Without the moral authority to do so, regional council has now locked residents into its ill-considered LRT scheme. The spike was driven through the heart of the public good Wednesday night when councillors signed on to a $1.9-billion contract for only a portion of an unneeded rail link between two K-W malls.
It’s unfortunate that a legal challenge that could have halted or at least delayed the project, allowing for a reversal, was derailed. Ideally, citizens would have had the opportunity to decide via a referendum. At the very least, they would have had another municipal election to voice their concerns, though voters were misled during the last trip to the polls.
It seems now that the only recourse is for residents to wait until October 27 to eject every member of council who voted in favour of the project.
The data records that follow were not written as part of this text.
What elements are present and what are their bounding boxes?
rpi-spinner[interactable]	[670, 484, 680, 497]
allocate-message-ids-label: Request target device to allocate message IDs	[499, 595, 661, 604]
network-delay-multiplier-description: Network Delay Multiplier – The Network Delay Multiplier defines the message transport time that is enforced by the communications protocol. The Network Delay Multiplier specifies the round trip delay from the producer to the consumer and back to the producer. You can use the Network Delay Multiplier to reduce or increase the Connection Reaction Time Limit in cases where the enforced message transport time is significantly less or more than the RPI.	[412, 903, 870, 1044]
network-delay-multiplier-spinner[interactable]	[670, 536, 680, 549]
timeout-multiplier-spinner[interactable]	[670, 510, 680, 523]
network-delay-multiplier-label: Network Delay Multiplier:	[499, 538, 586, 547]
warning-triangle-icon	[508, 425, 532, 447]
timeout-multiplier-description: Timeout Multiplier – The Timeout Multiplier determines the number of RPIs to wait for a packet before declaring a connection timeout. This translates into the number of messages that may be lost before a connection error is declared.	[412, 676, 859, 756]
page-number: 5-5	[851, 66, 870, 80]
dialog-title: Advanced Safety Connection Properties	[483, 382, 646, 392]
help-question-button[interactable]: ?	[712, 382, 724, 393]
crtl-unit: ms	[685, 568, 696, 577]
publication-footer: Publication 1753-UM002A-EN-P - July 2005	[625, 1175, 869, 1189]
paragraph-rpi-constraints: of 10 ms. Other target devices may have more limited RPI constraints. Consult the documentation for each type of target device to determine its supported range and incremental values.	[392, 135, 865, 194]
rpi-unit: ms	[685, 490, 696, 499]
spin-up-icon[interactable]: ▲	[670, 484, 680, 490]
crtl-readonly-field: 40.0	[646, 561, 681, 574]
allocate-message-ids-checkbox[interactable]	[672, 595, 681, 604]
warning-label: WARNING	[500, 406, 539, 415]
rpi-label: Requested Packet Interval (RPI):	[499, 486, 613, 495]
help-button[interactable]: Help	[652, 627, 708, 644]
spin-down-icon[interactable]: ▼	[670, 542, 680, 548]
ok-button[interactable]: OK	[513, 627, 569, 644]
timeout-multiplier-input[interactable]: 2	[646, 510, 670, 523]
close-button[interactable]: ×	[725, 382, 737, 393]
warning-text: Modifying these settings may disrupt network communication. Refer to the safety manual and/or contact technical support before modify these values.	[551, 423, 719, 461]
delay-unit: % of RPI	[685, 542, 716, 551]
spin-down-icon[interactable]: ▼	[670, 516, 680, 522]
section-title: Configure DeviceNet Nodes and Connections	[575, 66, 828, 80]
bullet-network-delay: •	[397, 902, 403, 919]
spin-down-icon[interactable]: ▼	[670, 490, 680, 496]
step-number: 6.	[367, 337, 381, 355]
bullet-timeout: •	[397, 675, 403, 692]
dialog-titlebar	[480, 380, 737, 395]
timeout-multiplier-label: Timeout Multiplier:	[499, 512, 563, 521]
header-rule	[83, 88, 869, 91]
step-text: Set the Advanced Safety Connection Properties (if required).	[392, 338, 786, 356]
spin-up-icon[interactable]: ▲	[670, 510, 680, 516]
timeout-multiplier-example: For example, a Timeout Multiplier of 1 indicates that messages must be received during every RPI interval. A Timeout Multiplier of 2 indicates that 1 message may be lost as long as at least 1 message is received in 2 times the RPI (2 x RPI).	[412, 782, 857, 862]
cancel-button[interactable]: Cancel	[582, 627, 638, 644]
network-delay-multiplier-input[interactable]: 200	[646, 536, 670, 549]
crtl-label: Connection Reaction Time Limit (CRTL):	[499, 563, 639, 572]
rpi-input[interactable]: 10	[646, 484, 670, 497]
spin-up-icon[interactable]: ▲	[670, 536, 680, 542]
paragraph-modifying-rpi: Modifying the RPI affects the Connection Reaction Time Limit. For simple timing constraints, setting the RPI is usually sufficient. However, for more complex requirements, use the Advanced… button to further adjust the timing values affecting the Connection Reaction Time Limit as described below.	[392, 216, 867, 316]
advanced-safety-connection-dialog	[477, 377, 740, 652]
It may be small consolation for the years of fiscal pain ahead, but it would send a message about the importance of real democracy.
Leading up to Wednesday’s vote, Cambridge Mayor Doug Craig made the case for excluding his city from paying any of the costs associated with the LRT. Just as none of the four rural townships benefits from the train, Cambridge residents stand to gain nothing. Unlike those in the townships, they’re on the hook for what is still billed as an $818-million project, huge ancillary expenses such as this week’s council decision to the contrary.
On purely practical grounds, Cambridge has a good argument to leave the costs strictly to residents of Kitchener and Waterloo. Doing so could actually scuttle the scheme, to everyone’s benefit – the already unjustifiable costs would become untenable.
Given the inevitable failure of what’s optimistically dubbed phase one, Craig points out that it’s very unlikely the train will ever be extended to his city, where it’s not wanted anyway. Thus the promise of pay now, ride later holds little sway: Cambridge residents will indeed pay now, but only get taken for a ride.
As expected, Craig’s call for fairness was dismissed by most regional councillors, who voted to continue the project over public opposition and without any protection for citizens or penalties for the inevitable failure.
Make no mistake, even as optimistically forecasted, the rapid-transit plan will cost taxpayers, most of whom will never use it, large sums of money every year.
Even as the LRT debate raged on, the Premier Kathleen Wynne was in the region making an election-style announcement about the GO Train. The upgrades proposed, with few details, appear to be half-measures. But it’s on this link between Kitchener and Toronto that investment would be worthwhile. A high-speed rail link would do far more to get people out of their cars than a train taking the milk run between two shopping malls in K-W.
A cheap and fast train to Toronto would take many commuters off the roads, particularly the 401. It would also encourage more people to use transit, which is often shunned because it’s slow, inconvenient and costly. With the right incentive – fast and inexpensive – more people might be willing to become accustomed to public transit. At that point, they may even opt to use Grand River Transit to connect to the fast trains. A bit of a gamble, but far less so than the risk the region is prepared to take with piles of your money. The LRT should have been dismissed immediately, any money available from the province and feds put toward such a project.
But doing what’s smart and what’s right is asking too much of politicians.